If a weblog is the modern equivalent of a personal Wunderkammer, collections of traditional Web pages like http://msdn.microsoft.com must be the modern, Internet-based equivalent of a traditional museum. The analog is clear. In a traditional museum, exhibit items are necessarily encased in glass or separated from visitors using other means. In the same way, the contents of traditional Web pages are protected from visitors by an invisible shield. You can view a static Web page but you can’t really touch it in a way that creates a lasting emotional bond.
In the last few years, many museum designers and curators, recognizing the importance of a tactile user experience to the success of their public exhibits (and fund raising efforts), have endeavored to incorporate more hands-on features into their exhibits, if not the artworks themselves.
Concurrently, Web designers have incorporated ever more user-editable features into their static Web pages, especially when trying to sell something. It seems that allowing visitors to rate content or services (eBay), add text content (Amazon), create effects (onmouseover events), and customize page layout (My MSN) is good for business.
The World Wide Web is a fantastic collection of collections, an international federation of personal Wunderkammern and public museums and storefronts. In 1995, the Web gave birth to an entirely new type of collection called WikiWiki. Wikis, as they are commonly known, are Web sites that anyone can edit.

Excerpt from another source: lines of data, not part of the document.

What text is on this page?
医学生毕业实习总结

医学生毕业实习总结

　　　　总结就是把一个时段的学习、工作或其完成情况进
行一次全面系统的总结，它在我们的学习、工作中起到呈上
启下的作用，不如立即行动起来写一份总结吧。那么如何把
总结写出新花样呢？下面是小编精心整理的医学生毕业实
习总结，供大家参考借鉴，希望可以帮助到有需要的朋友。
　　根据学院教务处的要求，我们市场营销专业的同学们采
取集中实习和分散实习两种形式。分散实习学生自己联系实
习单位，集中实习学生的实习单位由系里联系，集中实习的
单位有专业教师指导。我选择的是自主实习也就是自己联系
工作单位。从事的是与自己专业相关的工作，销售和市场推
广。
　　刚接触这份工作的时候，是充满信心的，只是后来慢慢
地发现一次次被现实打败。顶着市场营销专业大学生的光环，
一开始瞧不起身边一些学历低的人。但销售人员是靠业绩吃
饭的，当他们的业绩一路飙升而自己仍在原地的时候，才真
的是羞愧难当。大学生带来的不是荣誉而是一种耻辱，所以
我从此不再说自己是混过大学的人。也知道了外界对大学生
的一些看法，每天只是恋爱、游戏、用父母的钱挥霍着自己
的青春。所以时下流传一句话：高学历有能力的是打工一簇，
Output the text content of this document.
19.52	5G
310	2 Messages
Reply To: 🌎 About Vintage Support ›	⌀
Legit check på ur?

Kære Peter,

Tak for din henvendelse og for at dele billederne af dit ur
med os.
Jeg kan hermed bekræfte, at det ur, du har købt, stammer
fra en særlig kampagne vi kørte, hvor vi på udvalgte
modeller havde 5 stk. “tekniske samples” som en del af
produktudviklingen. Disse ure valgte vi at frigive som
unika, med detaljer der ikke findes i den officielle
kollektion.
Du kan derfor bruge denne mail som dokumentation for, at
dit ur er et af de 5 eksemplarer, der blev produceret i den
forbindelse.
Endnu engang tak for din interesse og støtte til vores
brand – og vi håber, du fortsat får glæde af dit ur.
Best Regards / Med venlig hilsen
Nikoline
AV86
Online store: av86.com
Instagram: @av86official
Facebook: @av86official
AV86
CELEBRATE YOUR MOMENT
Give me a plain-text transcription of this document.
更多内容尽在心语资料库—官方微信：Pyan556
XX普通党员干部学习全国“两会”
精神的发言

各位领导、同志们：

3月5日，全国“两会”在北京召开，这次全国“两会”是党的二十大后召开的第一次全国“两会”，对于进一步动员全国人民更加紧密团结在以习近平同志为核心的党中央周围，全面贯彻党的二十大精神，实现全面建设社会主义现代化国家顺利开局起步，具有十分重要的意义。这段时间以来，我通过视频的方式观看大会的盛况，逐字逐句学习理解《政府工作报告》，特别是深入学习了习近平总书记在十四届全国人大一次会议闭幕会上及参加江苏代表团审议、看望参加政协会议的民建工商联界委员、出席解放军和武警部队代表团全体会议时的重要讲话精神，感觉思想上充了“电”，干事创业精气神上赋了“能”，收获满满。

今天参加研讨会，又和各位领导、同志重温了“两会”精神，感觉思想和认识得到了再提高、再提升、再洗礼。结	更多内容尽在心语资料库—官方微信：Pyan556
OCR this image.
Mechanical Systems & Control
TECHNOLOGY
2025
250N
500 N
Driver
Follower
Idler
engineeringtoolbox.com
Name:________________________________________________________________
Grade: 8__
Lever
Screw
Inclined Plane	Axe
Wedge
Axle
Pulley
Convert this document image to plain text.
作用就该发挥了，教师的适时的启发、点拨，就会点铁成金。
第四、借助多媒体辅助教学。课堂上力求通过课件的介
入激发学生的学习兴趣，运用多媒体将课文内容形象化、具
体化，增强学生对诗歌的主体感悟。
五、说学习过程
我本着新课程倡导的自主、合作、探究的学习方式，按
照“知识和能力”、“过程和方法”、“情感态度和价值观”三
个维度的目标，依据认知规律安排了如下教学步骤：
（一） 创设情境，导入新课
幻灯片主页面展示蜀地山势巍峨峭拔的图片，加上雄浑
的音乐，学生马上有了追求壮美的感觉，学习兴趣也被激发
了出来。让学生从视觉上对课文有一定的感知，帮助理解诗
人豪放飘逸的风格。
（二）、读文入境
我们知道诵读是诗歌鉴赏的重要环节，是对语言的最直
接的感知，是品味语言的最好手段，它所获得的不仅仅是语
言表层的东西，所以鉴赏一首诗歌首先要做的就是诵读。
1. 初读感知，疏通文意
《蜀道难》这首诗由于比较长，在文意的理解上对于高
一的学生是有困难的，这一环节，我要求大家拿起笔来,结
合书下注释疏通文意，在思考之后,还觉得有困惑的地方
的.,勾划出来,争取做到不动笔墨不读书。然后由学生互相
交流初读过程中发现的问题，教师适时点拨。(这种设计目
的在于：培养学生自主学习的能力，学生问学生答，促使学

A Wiki is a collaborative Wunderkammern AND a personal museum. I’m neither a sociologist nor a prognosticator but I truly believe that Wikis will fundamentally change the way groups of people interact and more importantly, collaborate in coming years.
You can experience a living Wiki for yourself at FlexWiki, Wikipedia, or my newest favorite, This Might Be a Wiki. I ran across the following two sites doing a Google search for “Wunderkammer” this morning. Note to Self : must read World Wide Wunderkammer and WonderWalker.